Unlike their carbon dioxide (CO2)-powered cousins, rocket cars don't need a special box to puncture the tube and launch; they use electrical igniters that you can place anywhere on the car. This facet alone makes rocket-powered car design a far more flexible and (arguably) creative process than CO2 design. If CO2 cars are like Top Fuel dragsters, then rocket cars are like those crazy Red Bull Flugtag fliers.
  1. Considerations

    • If it has wheels and a body of some sort, you can attach a rocket engine to it and go racing.

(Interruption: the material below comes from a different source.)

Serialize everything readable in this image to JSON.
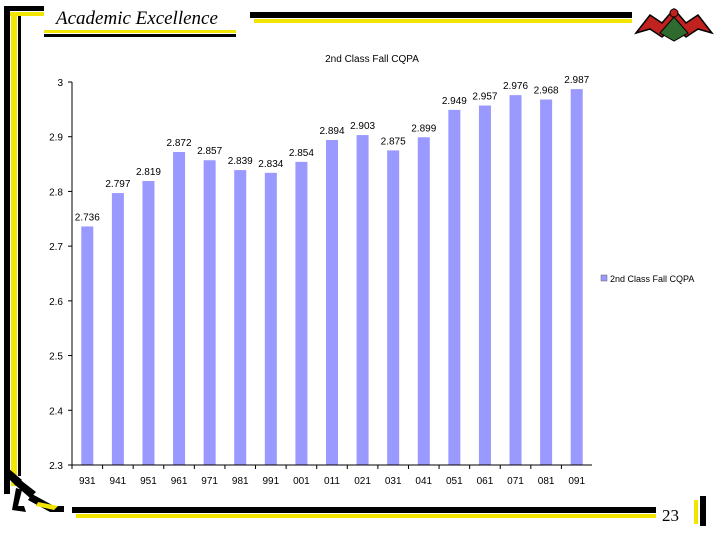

However, you face five basic issues when shoving a model through the air with rockets: lateral stability (the ability to go in a straight line), vertical stability (the ability to stay on the ground), rolling resistance, weight and aerodynamics.

    Locating the Engine

    • One mistake rocket car builders commonly make regards engine placement. Many builders place the engine at the back, which would seem like the logical thing to do when producing a jet. However, such designs place all of the engine's load on the rear axle, making straight-line stability a tricky proposition at best. Instead, you should place your engine mount just aft of the front axle, at a very slight (one to two degree) downward angle. This engine configuration will make your car more of a "puller" than "pusher" (giving it far more lateral stability), and the downward tilt will place a slight load on just behind the front axle (preventing the car from taking off or nose-diving). Put the engine as close to the ground as possible, even below the front axle if you can. An engine at or below the axle centerline will reduce or eliminate the possibility of a roll-over.

    Building the Chassis

    • Think of your rocket car as a front wheel drive; the rear axle carries very little weight, and is more of a "dead roller" than anything else. The rear axle is like the rudder or tail on an airplane, since it serves more to direct the car than anything else. To keep weight down, the best way to build the chassis is a reverse of the "toothpick" single rail often used for CO2 cars, where the two axles are only connected by a single, thin rail. The longer the wheelbase the more stable your car will be, but the more it will weigh. Use the thinnest possible wheels and smallest bearings for the lowest possible rolling resistance.

    Aerodynamics

    • If you've engineered the engine placement properly you shouldn't need any sort of "wing" or spoiler to keep the car on the ground. Stick with a long, low, tapered nose and a smoothly tapered tail for minimal drag. You could place an adjustable fin on the tail (between the rear wheels) to help keep the car pointed straight, but some very tall, thin rear wheels will do the same thing with less weight and drag penalty.